PERVERTED REPUTATIONS
Sir Henry Irving used to tell how he and Toole had gone together to Stratford, and fallen into talk with one of its inhabitants about his great townsman. After many cross-questions and crooked answers, they arrived at the fact that the man knew that Shakespeare had “written for summat.” “For what?” they enquired. “Well,” replied the man, “I do think he wrote for the Bible.”
This story illustrates a general law which one might, perhaps, if one were inclined to pseudo-scientific categories, call the law of perverted reputations. I am thinking more particularly of literary reputations, which are those I happen chiefly to care about. And literary reputations probably get perverted more frequently than others, for the simple reason that literature always has been and (despite the cheap manuals, Board schools, and the modern improvements) still is an unfathomable mystery to the outer busy world. But, to get perverted, the reputations must be big enough to have reached the ears of that outer world. What happens, thereafter, seems to be something like this. The man in the back street understands vaguely that so-and-so is esteemed a great man. Temperamentally and culturally incapable of appreciating the works of literary art, for which so-and-so is esteemed great, the back-streeter is driven to account for his greatness to himself on grounds suitable to his own comprehension, which grounds in the nature of the case have nothing to do with the fine art of literature.

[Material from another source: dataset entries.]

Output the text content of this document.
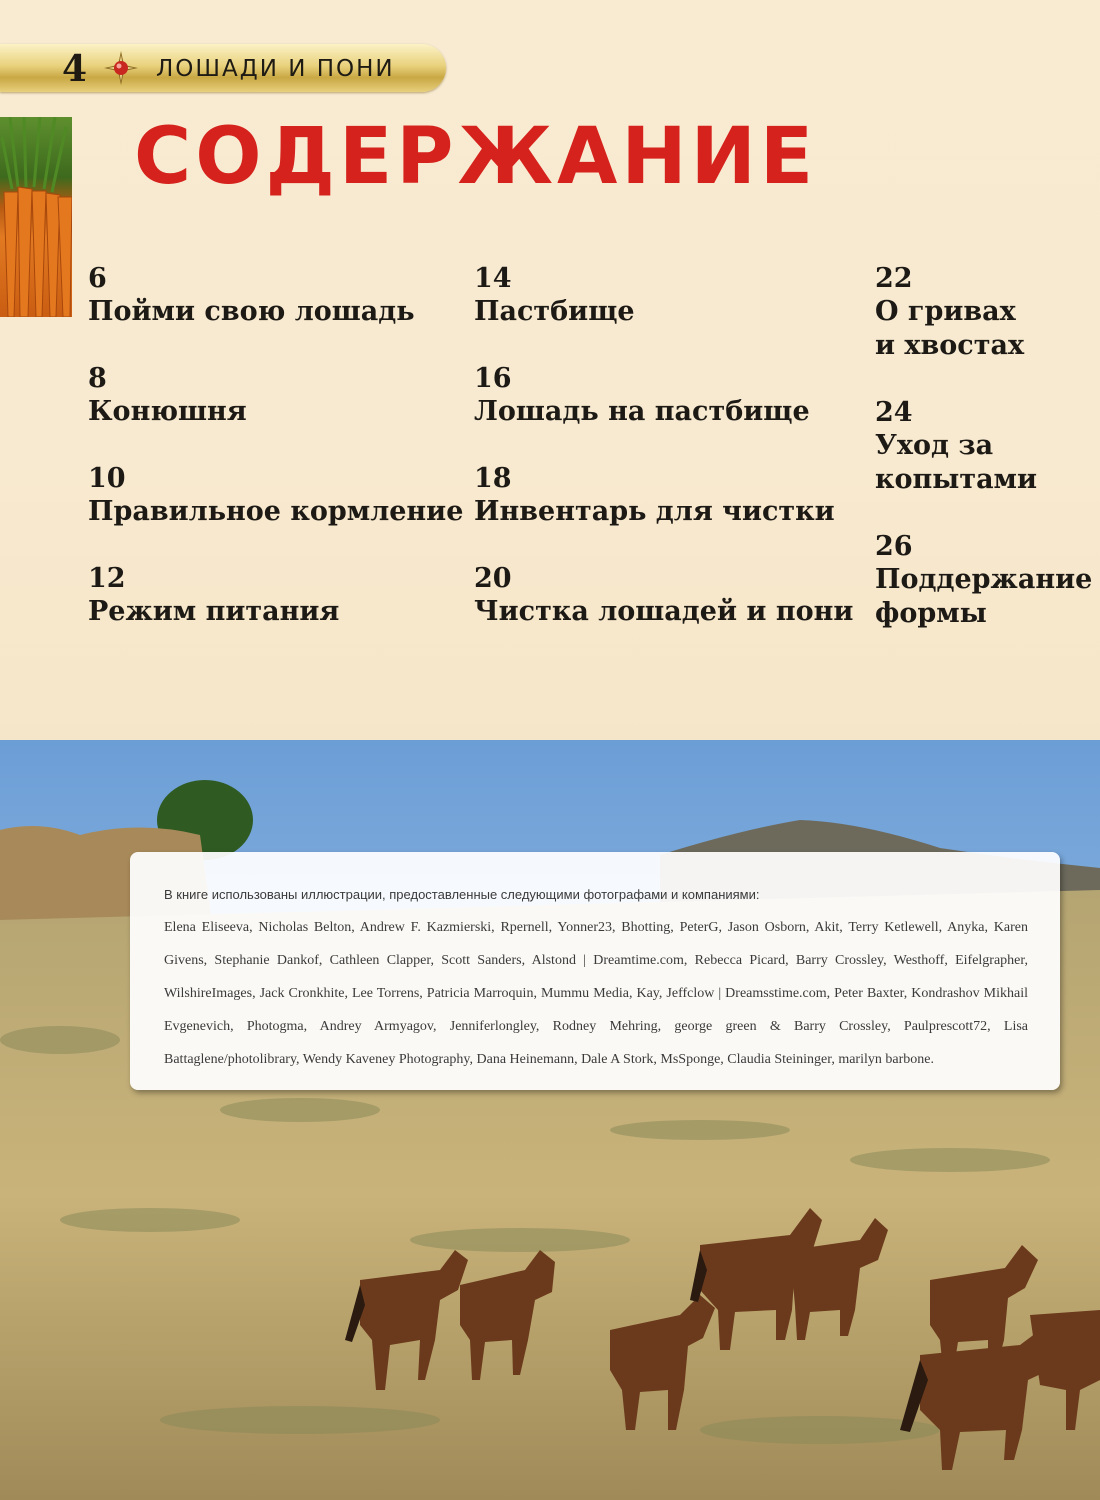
4	ЛОШАДИ И ПОНИ
СОДЕРЖАНИЕ
6
Пойми свою лошадь
8
Конюшня
10
Правильное кормление
12
Режим питания
14
Пастбище
16
Лошадь на пастбище
18
Инвентарь для чистки
20
Чистка лошадей и пони
22
О гривах
и хвостах
24
Уход за
копытами
26
Поддержание
формы
В книге использованы иллюстрации, предоставленные следующими фотографами и компаниями:
Elena Eliseeva, Nicholas Belton, Andrew F. Kazmierski, Rpernell, Yonner23, Bhotting, PeterG, Jason Osborn, Akit, Terry Ketlewell, Anyka, Karen Givens, Stephanie Dankof, Cathleen Clapper, Scott Sanders, Alstond | Dreamtime.com, Rebecca Picard, Barry Crossley, Westhoff, Eifelgrapher, WilshireImages, Jack Cronkhite, Lee Torrens, Patricia Marroquin, Mummu Media, Kay, Jeffclow | Dreamsstime.com, Peter Baxter, Kondrashov Mikhail Evgenevich, Photogma, Andrey Armyagov, Jenniferlongley, Rodney Mehring, george green & Barry Crossley, Paulprescott72, Lisa Battaglene/photolibrary, Wendy Kaveney Photography, Dana Heinemann, Dale A Stork, MsSponge, Claudia Steininger, marilyn barbone.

The general tendency is to place these grounds in the region of the marvellous. For the capacity for wonder is as universal as the capacity for literature is strictly limited.
Thus you have the notorious instance of Virgil figuring to the majority of men in the middle ages not as a poet but as a magician. Appreciation of his poetry was for the “happy few”; by the rest his reputation was too great to be ignored, so they gave it a twist to accommodate it to the nature of their own imaginations. In more recent times, indeed in our own day, there is the equally notorious instance of Shakespeare. The Stratford rustic knew nothing of Shakespeare’s plays, but did know (1) that there was a great man called Shakespeare, and (2) that there was a great book called the Bible. He concluded that Shakespeare must have written for the Bible. But I am thinking of a very different perversion of Shakespeare’s reputation. I am thinking of the strange people, exponents of the back-street mind, who, being incapable of appreciating Shakespeare’s poetry and dramatic genius—having in fact no taste for literature as such—have assigned his greatness to something compatible with their own prosaic pedestrian taste and turned him into a contriver of cryptograms. Again you see the old appetite for wonder reappearing. The imputed reputation, as in Virgil’s case, is for something abscons, as Rabelais would have said, something occult.